例:捗(旁が「歩」ではなく「步」のまま)、箸(下部が「者」ではなく「者」のまま)
これは、現在のPC、スマホ等の情報機器で採用されている字体をそのまま採用するという方針によるものである。
ただし、以前から拡張新字体として多用されていた「曽(←曾)」「痩(←瘦)」等については正式に新字体と定められた。
主な問題点
既存の字との衝突
簡略化した結果、元々あった別の字と全く同じ字形になってしまったケースがある。
批判の的としてよく槍玉に挙げられているのが「芸」で、「藝(ゲイ)」の新字体として採用されたが、「芸」は元々「ウン」と読み、「かりとる」という意味で、かたや「藝」は「うえる、わざ」という意味である。

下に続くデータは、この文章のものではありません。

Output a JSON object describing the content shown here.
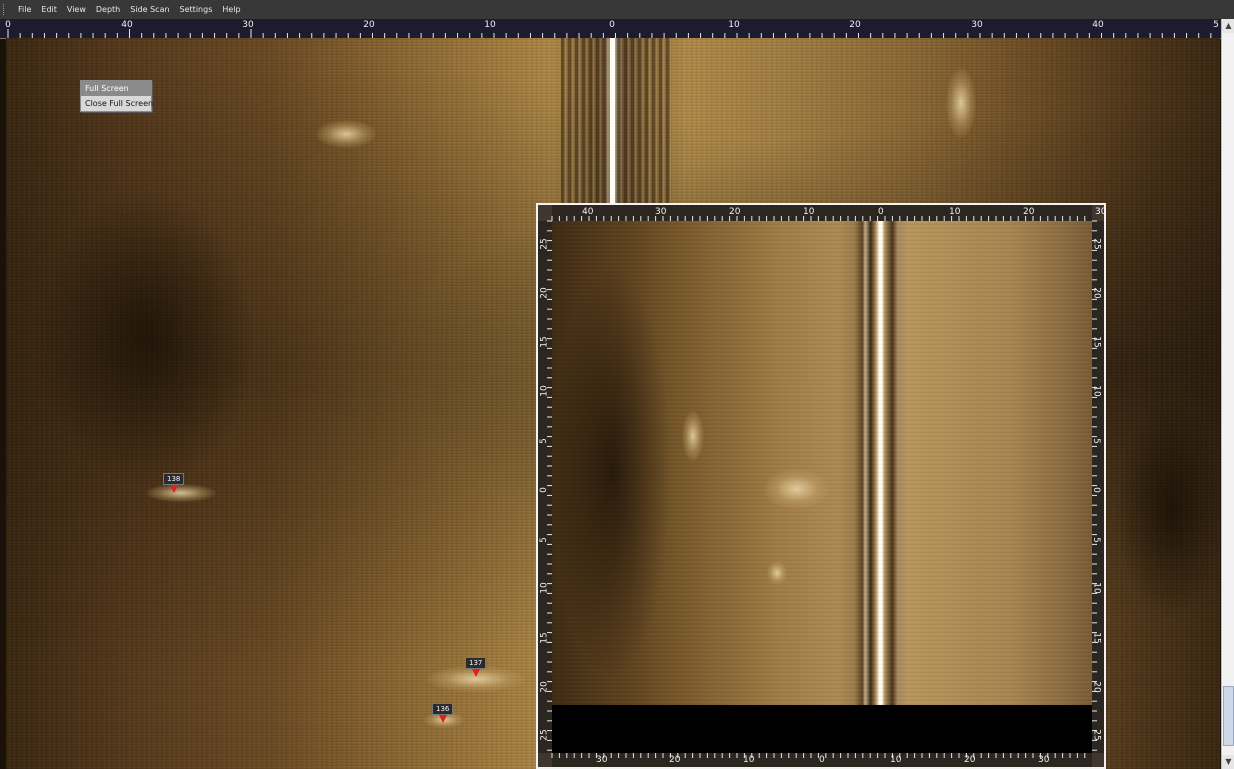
{
  "menu": {
    "items": [
      "File",
      "Edit",
      "View",
      "Depth",
      "Side Scan",
      "Settings",
      "Help"
    ]
  },
  "ruler_top": {
    "labels": [
      "0",
      "40",
      "30",
      "20",
      "10",
      "0",
      "10",
      "20",
      "30",
      "40",
      "5"
    ]
  },
  "context_menu": {
    "items": [
      "Full Screen",
      "Close Full Screen"
    ],
    "highlighted": "Full Screen"
  },
  "markers": [
    {
      "label": "138"
    },
    {
      "label": "137"
    },
    {
      "label": "136"
    }
  ],
  "inset": {
    "top_labels": [
      "40",
      "30",
      "20",
      "10",
      "0",
      "10",
      "20",
      "30"
    ],
    "bottom_labels": [
      "30",
      "20",
      "10",
      "0",
      "10",
      "20",
      "30"
    ],
    "left_labels": [
      "25",
      "20",
      "15",
      "10",
      "5",
      "0",
      "5",
      "10",
      "15",
      "20",
      "25"
    ],
    "right_labels": [
      "25",
      "20",
      "15",
      "10",
      "5",
      "0",
      "5",
      "10",
      "15",
      "20",
      "25"
    ]
  },
  "colors": {
    "menubar": "#383838",
    "sonar_mid": "#a07a3c",
    "marker_pin": "#e02020",
    "centerline": "#fffdf3"
  },
  "icons": {
    "scroll_up": "chevron-up-icon",
    "scroll_down": "chevron-down-icon",
    "menu_grip": "grip-icon"
  }
}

つまり全く逆の意味の漢字を新字体として採用してしまったのである。
高校で日本史を専攻した読者諸君は奈良時代に登場する図書館『芸亭』を何故「ウンテイ」と読むか疑問に思ったことだろうが、そのからくりは上記である。
この他、「欠(ケン)」と「缺(ケツ)」、「体(ホン)」と「體(タイ)」、「缶(フ)」と「罐(カン)」、「豊(レイ)」と「豐(ホウ)」、「灯(チン、提灯など)」と「燈(ドン、行燈など)」などがある。
字形の混同
完全同一ではなくとも近い形になってしまったため、混同が生じるケースもある。
例えば、「専」に「、」をつけたことで怒られた読者諸君は少なくないと思われるが、それもそのはず、元々は「專」と書き、「博」などとは別の字形を持つ漢字だったのを、新字体にするにあたって今の形にしてしまったために発生したのである。
この他、「発(發の新字体)」と「癸」なども字形が近く混同しかねない。
書きやすさ
活字を前提としたため、簡略化したわりに、草書体を参考にした簡体字ほどの書きやすさは無い。
文化の断絶論
これは新字体以上に現代仮名遣い自体を批判する場合が多い。
といっても旧字と歴史的仮名遣いを覚えても、その先に古文・漢文・くずし字という難関が待っている。